Thierry Breton, the internal market commissioner who announced the plan last year and has been championing it, is also French. Unveiling the initiative, he said, “These investments, funded by the European taxpayers … should benefit first and foremost European industry wherever that is possible.”
French industry accounts for more than 25 percent of European military capabilities. But many other countries, from Italy to Sweden, also have strong defense sectors (and many key companies based there often have strong corporate ties with countries outside the EU, such as the U.K. and the U.S.).
German center-right MEP Andreas Schwab said a balance needs to be struck to get the process moving.
“This instrument needs to find a middle ground, a middle way: sufficiently flexible for foreign components, but also a boost to EU industry — and especially, a boost to make ministries of defense start working together on bigger joint procurement projects,” he told POLITICO.
All major players agree on one thing: The fund should be bigger.
While the Commission’s plan earmarked an initial €500 million, the draft European Parliament proposal by the internal market and defense committees increased that to €1.5 billion.
But even €1.5 billion is “peanuts” when it comes to military hardware, said Dragoş Tudorache, Renew’s lead on EDIRPA in the defense subcommittee.
Tudorache explained that Parliament could theoretically wrap it up within two to three weeks once there’s agreement among the three committees.
As to which of the two camps will win out: “Right now I would not call it either way,” the MEP said.
A vote of the full Parliament — possibly in June — may be the most likely outcome.
EDIRPA is separate to the European Peace Facility, an off-budget intergovernmental EU fund that is now being used to backfill member countries’ supplies once they’ve sent arms to Ukraine.

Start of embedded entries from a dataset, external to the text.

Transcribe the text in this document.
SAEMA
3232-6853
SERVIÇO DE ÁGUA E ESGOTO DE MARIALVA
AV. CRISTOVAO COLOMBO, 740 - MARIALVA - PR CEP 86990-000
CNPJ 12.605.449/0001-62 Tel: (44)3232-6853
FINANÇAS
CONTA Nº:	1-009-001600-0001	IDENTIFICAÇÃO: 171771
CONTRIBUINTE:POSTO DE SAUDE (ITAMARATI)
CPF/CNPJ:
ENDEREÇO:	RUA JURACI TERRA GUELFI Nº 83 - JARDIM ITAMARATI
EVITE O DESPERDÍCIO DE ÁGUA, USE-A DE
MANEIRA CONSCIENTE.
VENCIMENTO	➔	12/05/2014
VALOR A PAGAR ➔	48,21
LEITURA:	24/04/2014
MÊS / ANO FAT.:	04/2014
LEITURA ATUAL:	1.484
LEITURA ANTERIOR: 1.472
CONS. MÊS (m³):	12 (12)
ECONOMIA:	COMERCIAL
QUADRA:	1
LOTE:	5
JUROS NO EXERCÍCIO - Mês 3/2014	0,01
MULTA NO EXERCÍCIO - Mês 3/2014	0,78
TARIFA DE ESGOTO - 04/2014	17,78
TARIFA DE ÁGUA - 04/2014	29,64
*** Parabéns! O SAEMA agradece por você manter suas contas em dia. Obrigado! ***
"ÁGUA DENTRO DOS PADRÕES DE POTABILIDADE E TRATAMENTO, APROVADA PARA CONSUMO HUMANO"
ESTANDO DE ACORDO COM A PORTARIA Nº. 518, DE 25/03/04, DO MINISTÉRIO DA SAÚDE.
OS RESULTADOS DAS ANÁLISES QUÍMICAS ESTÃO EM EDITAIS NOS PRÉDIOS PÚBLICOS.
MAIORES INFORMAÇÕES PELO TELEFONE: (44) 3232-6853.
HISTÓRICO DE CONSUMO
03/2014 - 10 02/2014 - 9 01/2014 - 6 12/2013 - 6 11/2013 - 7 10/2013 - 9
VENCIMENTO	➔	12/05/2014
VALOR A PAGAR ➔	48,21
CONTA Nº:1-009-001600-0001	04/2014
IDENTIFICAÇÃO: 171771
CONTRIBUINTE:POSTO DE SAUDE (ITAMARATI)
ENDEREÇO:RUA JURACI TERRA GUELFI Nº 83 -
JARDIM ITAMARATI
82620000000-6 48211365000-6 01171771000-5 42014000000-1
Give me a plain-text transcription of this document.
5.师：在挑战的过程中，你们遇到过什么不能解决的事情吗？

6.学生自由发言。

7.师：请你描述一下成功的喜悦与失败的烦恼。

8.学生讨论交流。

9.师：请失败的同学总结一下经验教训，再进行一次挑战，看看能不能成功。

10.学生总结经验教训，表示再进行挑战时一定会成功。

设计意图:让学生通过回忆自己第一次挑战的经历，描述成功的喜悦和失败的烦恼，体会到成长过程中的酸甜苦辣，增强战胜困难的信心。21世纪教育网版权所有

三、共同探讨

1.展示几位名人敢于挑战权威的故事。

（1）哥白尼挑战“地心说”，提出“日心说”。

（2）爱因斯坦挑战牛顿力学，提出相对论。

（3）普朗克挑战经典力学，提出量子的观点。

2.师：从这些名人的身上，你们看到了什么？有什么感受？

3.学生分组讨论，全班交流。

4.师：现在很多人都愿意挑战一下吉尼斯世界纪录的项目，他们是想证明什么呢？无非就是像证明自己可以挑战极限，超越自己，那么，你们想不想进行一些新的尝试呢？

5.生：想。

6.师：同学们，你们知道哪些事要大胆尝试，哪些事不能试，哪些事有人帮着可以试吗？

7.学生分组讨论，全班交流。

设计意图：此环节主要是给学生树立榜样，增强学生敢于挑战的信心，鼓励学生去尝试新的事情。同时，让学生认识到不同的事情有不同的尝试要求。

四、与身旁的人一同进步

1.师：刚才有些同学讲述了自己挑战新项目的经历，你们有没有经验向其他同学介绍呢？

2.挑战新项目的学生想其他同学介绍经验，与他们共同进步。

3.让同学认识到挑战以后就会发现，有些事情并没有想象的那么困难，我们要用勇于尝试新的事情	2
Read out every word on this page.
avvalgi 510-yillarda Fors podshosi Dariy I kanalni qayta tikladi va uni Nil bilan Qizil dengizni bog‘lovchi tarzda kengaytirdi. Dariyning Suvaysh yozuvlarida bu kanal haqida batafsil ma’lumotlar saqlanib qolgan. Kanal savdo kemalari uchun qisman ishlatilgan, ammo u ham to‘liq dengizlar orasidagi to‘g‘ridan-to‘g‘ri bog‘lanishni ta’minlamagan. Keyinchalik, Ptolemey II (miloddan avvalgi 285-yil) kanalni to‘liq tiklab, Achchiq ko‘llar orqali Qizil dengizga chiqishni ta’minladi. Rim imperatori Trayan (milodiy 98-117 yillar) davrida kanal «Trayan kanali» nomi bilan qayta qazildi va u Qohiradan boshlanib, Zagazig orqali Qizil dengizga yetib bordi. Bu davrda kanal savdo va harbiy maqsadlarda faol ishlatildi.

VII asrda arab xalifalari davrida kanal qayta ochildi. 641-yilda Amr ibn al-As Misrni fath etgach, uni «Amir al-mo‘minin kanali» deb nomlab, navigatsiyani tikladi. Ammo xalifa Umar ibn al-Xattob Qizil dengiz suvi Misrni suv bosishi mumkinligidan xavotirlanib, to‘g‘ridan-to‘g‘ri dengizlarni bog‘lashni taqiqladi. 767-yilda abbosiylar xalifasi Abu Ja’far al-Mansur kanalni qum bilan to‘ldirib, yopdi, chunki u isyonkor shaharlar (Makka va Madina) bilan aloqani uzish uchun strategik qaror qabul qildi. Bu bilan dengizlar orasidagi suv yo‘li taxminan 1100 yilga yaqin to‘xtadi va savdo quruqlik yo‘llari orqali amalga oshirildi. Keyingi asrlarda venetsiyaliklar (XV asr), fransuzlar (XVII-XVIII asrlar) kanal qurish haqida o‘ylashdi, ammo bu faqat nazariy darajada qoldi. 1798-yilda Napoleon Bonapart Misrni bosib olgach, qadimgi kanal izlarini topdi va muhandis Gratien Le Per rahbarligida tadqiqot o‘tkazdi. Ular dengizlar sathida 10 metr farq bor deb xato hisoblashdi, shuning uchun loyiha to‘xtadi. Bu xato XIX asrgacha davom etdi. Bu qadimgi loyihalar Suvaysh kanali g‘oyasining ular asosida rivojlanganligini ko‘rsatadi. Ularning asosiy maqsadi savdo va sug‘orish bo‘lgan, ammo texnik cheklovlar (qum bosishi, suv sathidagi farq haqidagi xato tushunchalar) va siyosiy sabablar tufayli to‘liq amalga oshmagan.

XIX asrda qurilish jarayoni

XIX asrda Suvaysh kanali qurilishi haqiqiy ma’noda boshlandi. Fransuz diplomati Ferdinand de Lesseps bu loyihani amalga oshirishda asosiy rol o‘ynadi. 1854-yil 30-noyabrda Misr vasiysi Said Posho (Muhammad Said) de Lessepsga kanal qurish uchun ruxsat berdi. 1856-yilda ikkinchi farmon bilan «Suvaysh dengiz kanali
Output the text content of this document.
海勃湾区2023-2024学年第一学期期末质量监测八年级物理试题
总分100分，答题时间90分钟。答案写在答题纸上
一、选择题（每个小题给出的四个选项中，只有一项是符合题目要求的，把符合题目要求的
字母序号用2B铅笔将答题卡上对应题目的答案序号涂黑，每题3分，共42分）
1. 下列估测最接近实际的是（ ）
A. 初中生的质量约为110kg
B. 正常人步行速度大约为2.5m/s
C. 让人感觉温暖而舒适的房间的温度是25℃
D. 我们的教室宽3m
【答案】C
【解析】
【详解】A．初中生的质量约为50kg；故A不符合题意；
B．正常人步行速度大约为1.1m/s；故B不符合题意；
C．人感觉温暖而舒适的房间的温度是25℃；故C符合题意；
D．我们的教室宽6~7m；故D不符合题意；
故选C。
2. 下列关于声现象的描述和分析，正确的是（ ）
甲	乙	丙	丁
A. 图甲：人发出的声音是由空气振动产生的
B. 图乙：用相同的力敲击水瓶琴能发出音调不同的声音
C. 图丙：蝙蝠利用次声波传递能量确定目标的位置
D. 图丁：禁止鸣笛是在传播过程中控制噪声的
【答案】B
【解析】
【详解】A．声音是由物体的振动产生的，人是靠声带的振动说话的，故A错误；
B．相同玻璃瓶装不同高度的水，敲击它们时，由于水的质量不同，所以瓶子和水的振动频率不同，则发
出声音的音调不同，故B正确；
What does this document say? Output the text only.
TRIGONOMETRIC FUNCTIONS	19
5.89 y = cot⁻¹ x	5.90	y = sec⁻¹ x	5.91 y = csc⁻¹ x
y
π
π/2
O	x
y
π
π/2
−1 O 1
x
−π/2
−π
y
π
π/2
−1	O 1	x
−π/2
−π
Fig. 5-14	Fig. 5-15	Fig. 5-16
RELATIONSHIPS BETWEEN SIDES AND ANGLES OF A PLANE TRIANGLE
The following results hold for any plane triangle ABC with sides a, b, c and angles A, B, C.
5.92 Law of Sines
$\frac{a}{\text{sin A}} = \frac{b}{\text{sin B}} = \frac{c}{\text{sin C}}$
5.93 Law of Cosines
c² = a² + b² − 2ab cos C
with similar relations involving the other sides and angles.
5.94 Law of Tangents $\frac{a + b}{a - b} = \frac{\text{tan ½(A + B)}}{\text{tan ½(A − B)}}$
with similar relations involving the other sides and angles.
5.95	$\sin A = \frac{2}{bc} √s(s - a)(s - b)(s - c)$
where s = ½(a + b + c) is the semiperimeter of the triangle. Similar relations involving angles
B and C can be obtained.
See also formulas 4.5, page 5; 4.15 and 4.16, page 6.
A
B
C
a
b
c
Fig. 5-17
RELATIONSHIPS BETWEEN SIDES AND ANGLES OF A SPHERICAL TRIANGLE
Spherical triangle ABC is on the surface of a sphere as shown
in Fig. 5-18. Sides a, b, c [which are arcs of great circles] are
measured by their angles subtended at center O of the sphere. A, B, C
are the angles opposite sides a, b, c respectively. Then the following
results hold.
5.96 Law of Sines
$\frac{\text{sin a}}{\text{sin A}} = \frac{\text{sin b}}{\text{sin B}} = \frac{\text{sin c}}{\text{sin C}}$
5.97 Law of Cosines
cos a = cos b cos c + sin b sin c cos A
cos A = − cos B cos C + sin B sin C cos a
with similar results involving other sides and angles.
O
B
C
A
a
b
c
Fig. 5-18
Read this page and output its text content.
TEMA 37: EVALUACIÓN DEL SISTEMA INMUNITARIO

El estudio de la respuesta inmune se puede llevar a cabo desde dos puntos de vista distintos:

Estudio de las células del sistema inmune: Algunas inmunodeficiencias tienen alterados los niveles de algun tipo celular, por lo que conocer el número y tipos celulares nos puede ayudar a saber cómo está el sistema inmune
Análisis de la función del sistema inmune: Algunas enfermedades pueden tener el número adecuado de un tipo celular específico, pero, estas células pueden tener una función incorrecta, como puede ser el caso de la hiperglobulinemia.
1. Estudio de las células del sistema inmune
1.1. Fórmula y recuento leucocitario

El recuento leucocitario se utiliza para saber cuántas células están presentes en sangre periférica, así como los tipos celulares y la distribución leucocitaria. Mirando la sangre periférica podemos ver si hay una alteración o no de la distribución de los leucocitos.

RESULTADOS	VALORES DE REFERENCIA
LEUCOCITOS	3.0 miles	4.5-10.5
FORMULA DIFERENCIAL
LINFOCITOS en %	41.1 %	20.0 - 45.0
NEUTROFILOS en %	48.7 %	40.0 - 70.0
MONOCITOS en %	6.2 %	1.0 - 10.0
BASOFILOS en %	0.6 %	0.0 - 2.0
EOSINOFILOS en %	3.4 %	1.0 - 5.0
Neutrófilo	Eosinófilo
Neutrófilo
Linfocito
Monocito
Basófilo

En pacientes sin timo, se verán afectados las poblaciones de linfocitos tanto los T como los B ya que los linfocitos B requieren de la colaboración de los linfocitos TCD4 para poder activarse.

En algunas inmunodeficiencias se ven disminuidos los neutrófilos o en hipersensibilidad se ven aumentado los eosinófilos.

This mechanism is at the center of current plans to provide ammunition quickly to Ukraine, as first reported by POLITICO.
In contrast, EDIRPA is a medium-term project, originally meant to be for 2022 to 2024, to carry forward the joint procurement of arms and ammunition.
Based on EDIRPA, the Commission is meant to present an even larger program for joint procurement, called the European defence investment programme, which was originally expected for last year but is now tapped to arrive later this year.
Diplomats point out that is unclear where the Commission could find the money for a more ambitious joint procurement program.